In a later statement provided to Inside Higher Ed, Padilla said the “decision to explore a potential sale of these three works was not made lightly” and that the university “will continue to pursue prudent and responsible solutions, with the goal to avoid any additional financial burden on the University or our students.”
Buggeln, also a member of the museum’s collections committee, said it’s “just baffling to me how this was done, working around having any conversations with anybody who had any knowledge of the museum and its collection and its character and its history.”
“This is kind of the opposite of transparency, I would say,” Buggeln said.
Fenton, the university spokesman, said, “The reallocation of University assets is not a matter of shared governance, therefore University followed the proper protocols for exploring such a matter.” He noted that “we are still in the due diligence phase and deemed it premature to share information before it was confirmed as definitive and accurate.”
“We are monitoring all input from the faculty, staff, and students closely as we continue to pursue our due diligence,” Fenton added.
The university’s Faculty Senate earlier this month approved a resolution calling for a halt to the sale, the Post-Tribune reported.
Ruff wrote an email to Padilla in January strongly urging him to reconsider the sale.

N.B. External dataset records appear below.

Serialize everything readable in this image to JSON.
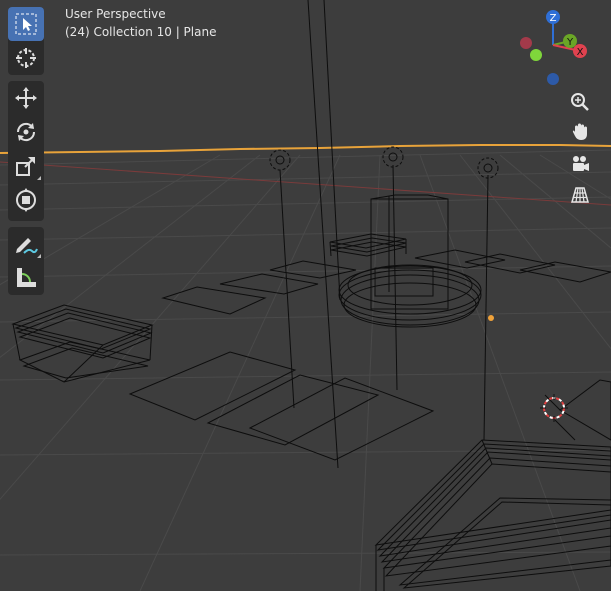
{
  "viewport": {
    "view_name": "User Perspective",
    "object_info": "(24) Collection 10 | Plane"
  },
  "toolbar": {
    "tools": [
      {
        "name": "select-box-tool",
        "icon": "select-box-icon",
        "active": true
      },
      {
        "name": "cursor-tool",
        "icon": "cursor-crosshair-icon",
        "active": false
      },
      {
        "name": "move-tool",
        "icon": "move-arrows-icon",
        "active": false
      },
      {
        "name": "rotate-tool",
        "icon": "rotate-icon",
        "active": false
      },
      {
        "name": "scale-tool",
        "icon": "scale-icon",
        "active": false
      },
      {
        "name": "transform-tool",
        "icon": "transform-icon",
        "active": false
      },
      {
        "name": "annotate-tool",
        "icon": "pencil-icon",
        "active": false
      },
      {
        "name": "measure-tool",
        "icon": "ruler-icon",
        "active": false
      }
    ]
  },
  "gizmo": {
    "z_label": "Z",
    "y_label": "Y",
    "x_label": "X",
    "colors": {
      "z": "#2f6fd6",
      "y": "#6aa626",
      "x": "#e0424f",
      "neg_x": "#a33a4a",
      "neg_y": "#4f7a2a",
      "neg_z": "#2d5aa8"
    }
  },
  "nav_buttons": [
    {
      "name": "zoom-button",
      "icon": "zoom-icon"
    },
    {
      "name": "pan-button",
      "icon": "hand-icon"
    },
    {
      "name": "camera-view-button",
      "icon": "camera-icon"
    },
    {
      "name": "perspective-toggle-button",
      "icon": "grid-icon"
    }
  ],
  "colors": {
    "background": "#3d3d3d",
    "grid": "#474747",
    "horizon": "#e8a33a",
    "wire": "#0d0d0d",
    "active": "#4772b3"
  }
}
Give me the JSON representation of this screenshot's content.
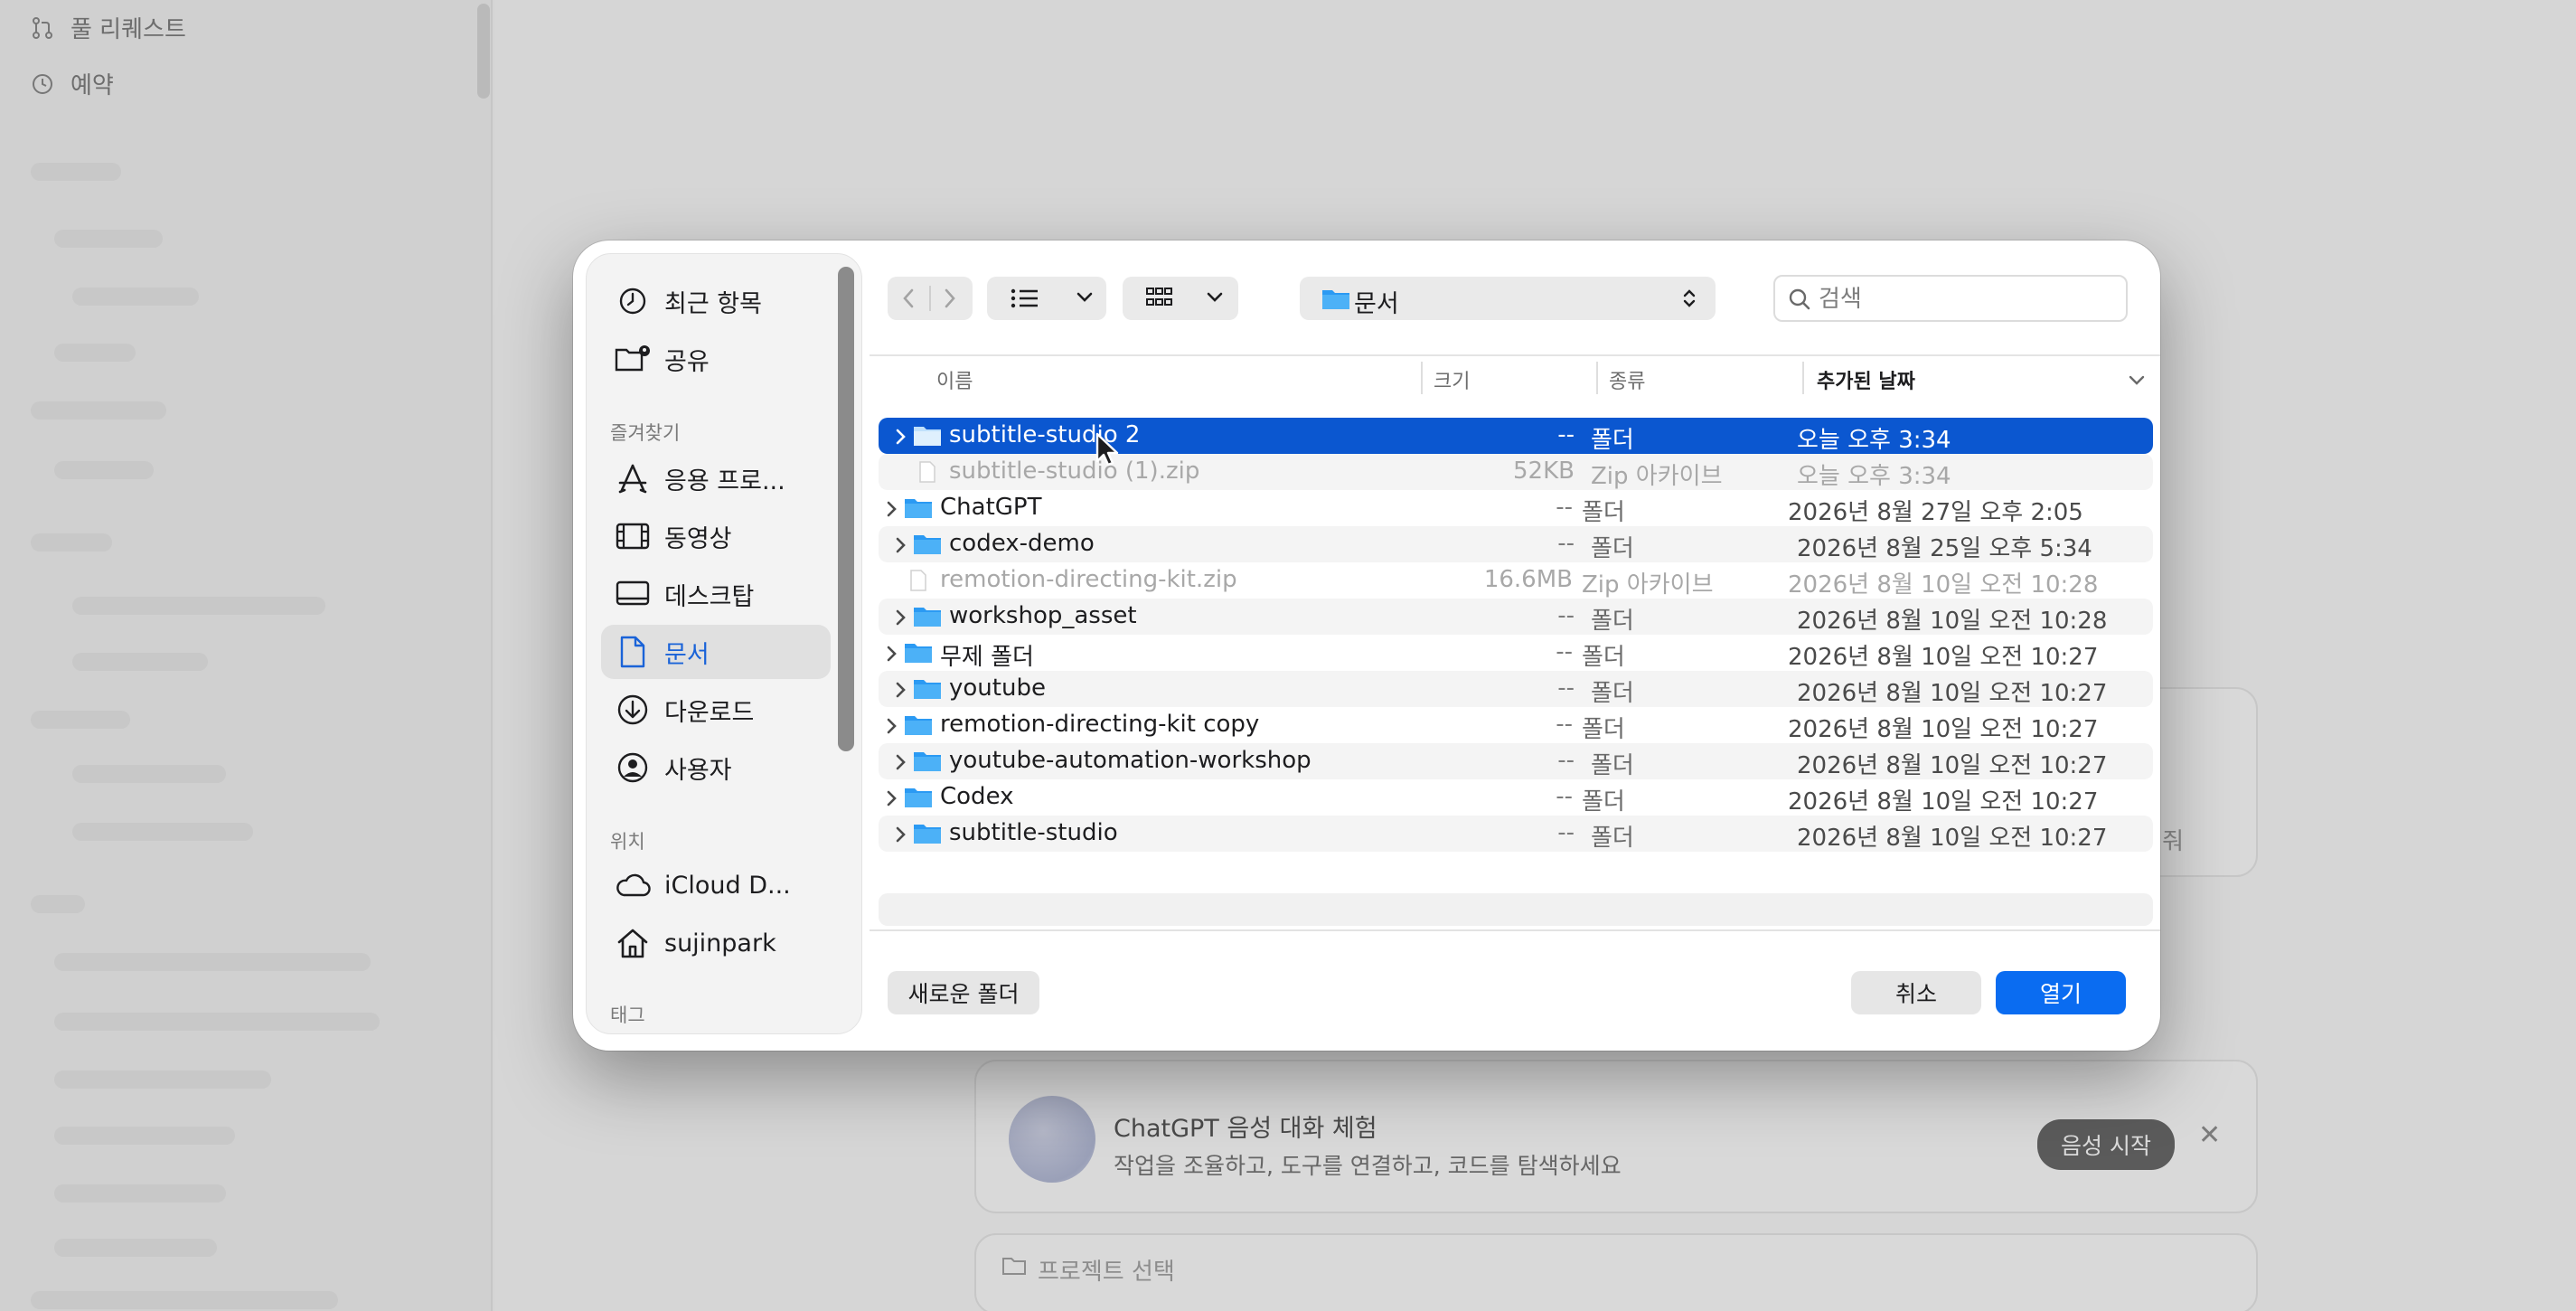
{
  "background": {
    "sidebar_items": [
      {
        "label": "풀 리퀘스트",
        "icon": "pull-request-icon"
      },
      {
        "label": "예약",
        "icon": "clock-icon"
      }
    ],
    "voice_card": {
      "title": "ChatGPT 음성 대화 체험",
      "subtitle": "작업을 조율하고, 도구를 연결하고, 코드를 탐색하세요",
      "start_button": "음성 시작",
      "close_icon": "close-icon"
    },
    "project_bar": {
      "label": "프로젝트 선택",
      "icon": "folder-icon"
    },
    "card_trailing_text": "줘"
  },
  "dialog": {
    "sidebar": {
      "items": [
        {
          "label": "최근 항목",
          "icon": "clock-icon"
        },
        {
          "label": "공유",
          "icon": "shared-folder-icon"
        }
      ],
      "favorites_header": "즐겨찾기",
      "favorites": [
        {
          "label": "응용 프로...",
          "icon": "applications-icon"
        },
        {
          "label": "동영상",
          "icon": "film-icon"
        },
        {
          "label": "데스크탑",
          "icon": "desktop-icon"
        },
        {
          "label": "문서",
          "icon": "document-icon",
          "active": true
        },
        {
          "label": "다운로드",
          "icon": "download-icon"
        },
        {
          "label": "사용자",
          "icon": "user-icon"
        }
      ],
      "locations_header": "위치",
      "locations": [
        {
          "label": "iCloud D...",
          "icon": "cloud-icon"
        },
        {
          "label": "sujinpark",
          "icon": "home-icon"
        }
      ],
      "tags_header": "태그"
    },
    "toolbar": {
      "back_icon": "chevron-left-icon",
      "forward_icon": "chevron-right-icon",
      "list_view_icon": "list-icon",
      "grid_view_icon": "grid-icon",
      "path": "문서",
      "search_placeholder": "검색"
    },
    "columns": {
      "name": "이름",
      "size": "크기",
      "kind": "종류",
      "date": "추가된 날짜"
    },
    "files": [
      {
        "name": "subtitle-studio 2",
        "size": "--",
        "kind": "폴더",
        "date": "오늘 오후 3:34",
        "type": "folder",
        "selected": true
      },
      {
        "name": "subtitle-studio (1).zip",
        "size": "52KB",
        "kind": "Zip 아카이브",
        "date": "오늘 오후 3:34",
        "type": "file"
      },
      {
        "name": "ChatGPT",
        "size": "--",
        "kind": "폴더",
        "date": "2026년 8월 27일 오후 2:05",
        "type": "folder"
      },
      {
        "name": "codex-demo",
        "size": "--",
        "kind": "폴더",
        "date": "2026년 8월 25일 오후 5:34",
        "type": "folder"
      },
      {
        "name": "remotion-directing-kit.zip",
        "size": "16.6MB",
        "kind": "Zip 아카이브",
        "date": "2026년 8월 10일 오전 10:28",
        "type": "file"
      },
      {
        "name": "workshop_asset",
        "size": "--",
        "kind": "폴더",
        "date": "2026년 8월 10일 오전 10:28",
        "type": "folder"
      },
      {
        "name": "무제 폴더",
        "size": "--",
        "kind": "폴더",
        "date": "2026년 8월 10일 오전 10:27",
        "type": "folder"
      },
      {
        "name": "youtube",
        "size": "--",
        "kind": "폴더",
        "date": "2026년 8월 10일 오전 10:27",
        "type": "folder"
      },
      {
        "name": "remotion-directing-kit copy",
        "size": "--",
        "kind": "폴더",
        "date": "2026년 8월 10일 오전 10:27",
        "type": "folder"
      },
      {
        "name": "youtube-automation-workshop",
        "size": "--",
        "kind": "폴더",
        "date": "2026년 8월 10일 오전 10:27",
        "type": "folder"
      },
      {
        "name": "Codex",
        "size": "--",
        "kind": "폴더",
        "date": "2026년 8월 10일 오전 10:27",
        "type": "folder"
      },
      {
        "name": "subtitle-studio",
        "size": "--",
        "kind": "폴더",
        "date": "2026년 8월 10일 오전 10:27",
        "type": "folder"
      }
    ],
    "buttons": {
      "new_folder": "새로운 폴더",
      "cancel": "취소",
      "open": "열기"
    }
  },
  "colors": {
    "accent": "#0a6cf1",
    "selection": "#0b57d0",
    "folder": "#1e9bf0"
  }
}
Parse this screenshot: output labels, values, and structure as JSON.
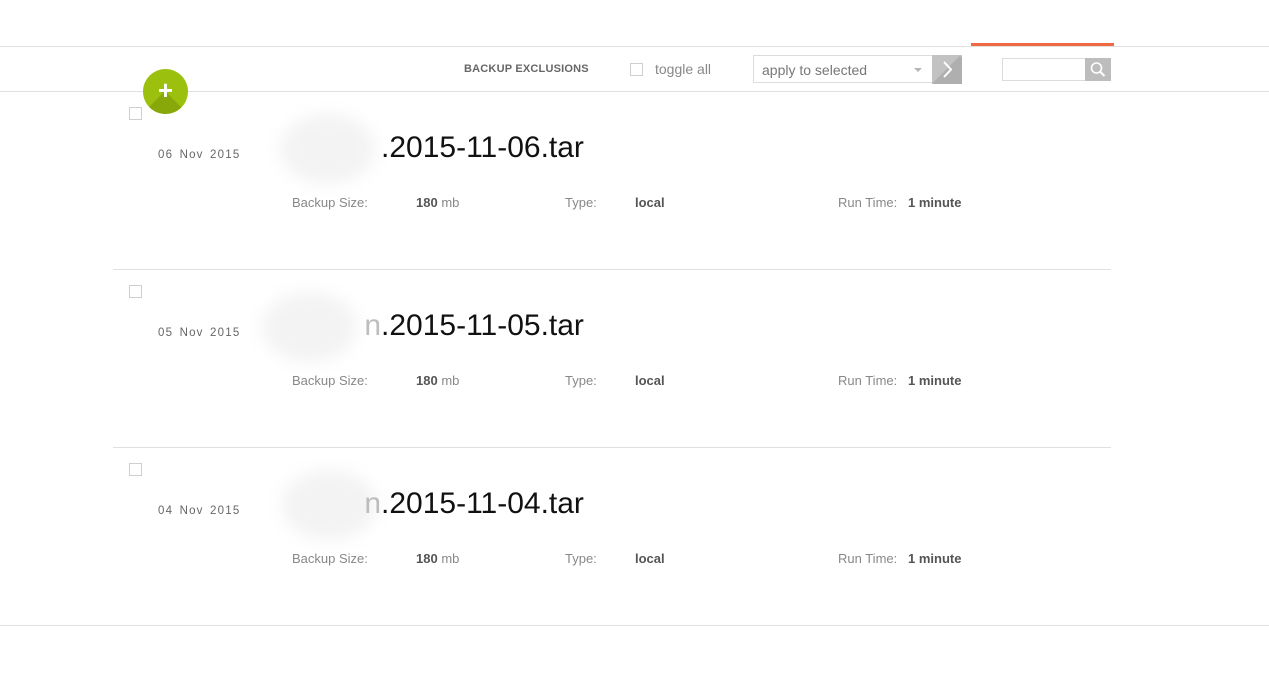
{
  "colors": {
    "accent": "#ef6a43",
    "fab": "#9cc00e"
  },
  "toolbar": {
    "exclusions_label": "BACKUP EXCLUSIONS",
    "toggle_all_label": "toggle all",
    "bulk_action": {
      "selected": "apply to selected"
    },
    "search_placeholder": ""
  },
  "add_button": {
    "label": "+"
  },
  "labels": {
    "size": "Backup Size:",
    "type": "Type:",
    "runtime": "Run Time:"
  },
  "backups": [
    {
      "date": "06 Nov 2015",
      "name_hidden": "",
      "name": ".2015-11-06.tar",
      "size": "180",
      "size_unit": "mb",
      "type": "local",
      "runtime": "1 minute"
    },
    {
      "date": "05 Nov 2015",
      "name_hidden": "n",
      "name": ".2015-11-05.tar",
      "size": "180",
      "size_unit": "mb",
      "type": "local",
      "runtime": "1 minute"
    },
    {
      "date": "04 Nov 2015",
      "name_hidden": "n",
      "name": ".2015-11-04.tar",
      "size": "180",
      "size_unit": "mb",
      "type": "local",
      "runtime": "1 minute"
    }
  ]
}
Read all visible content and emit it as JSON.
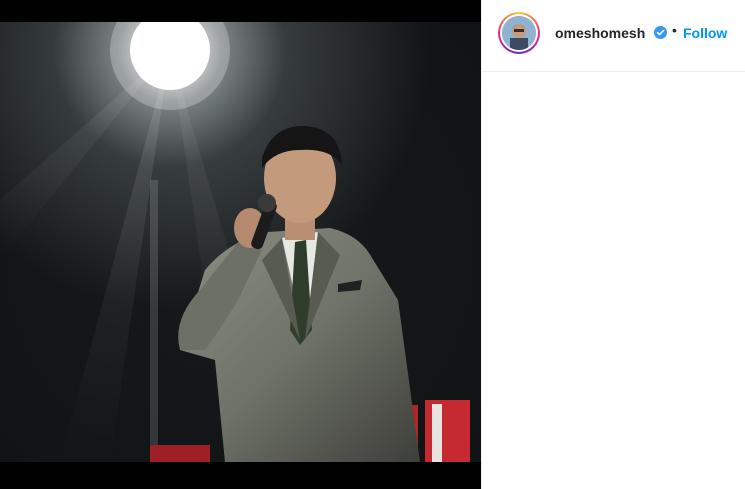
{
  "post": {
    "username": "omeshomesh",
    "verified_icon": "verified-badge-icon",
    "separator": "•",
    "follow_label": "Follow",
    "image_alt": "Performer in a grey suit holding a microphone on a dark stage under a spotlight"
  },
  "colors": {
    "follow": "#0095f6",
    "verified": "#3897f0",
    "username": "#262626"
  }
}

Ruff said he also informed Richard Brauer, the longtime Valparaiso faculty member and now-retired former director of the art museum named after him, of the planned sale of the artworks.
Brauer has reportedly said that he would like his name removed from the museum if the university goes through with the sale.
“It really does outrage me,” Brauer, 95, told The New York Times.
Valparaiso has seen undergraduate enrollment decline each year since fall 2016, according to a report on the university’s website. The university’s undergraduate enrollment has fallen to 2,355 this past fall from 3,299 in fall 2016, a drop of about 29 percent.
Moody’s Investors Service recently downgraded the university’s bond rating, the Post-Tribune reported, but Fenton, the university spokesman, said the rating downgrade has not influenced the proposed art sale.
“It is important to note that the University’s outlook was upgraded from negative to stable and the explanation from Moody’s specifically noted the importance of enrollment, which is exactly what the University is attempting to address with the proposed sale of the artwork and renovation of residence halls,” Fenton said in an email.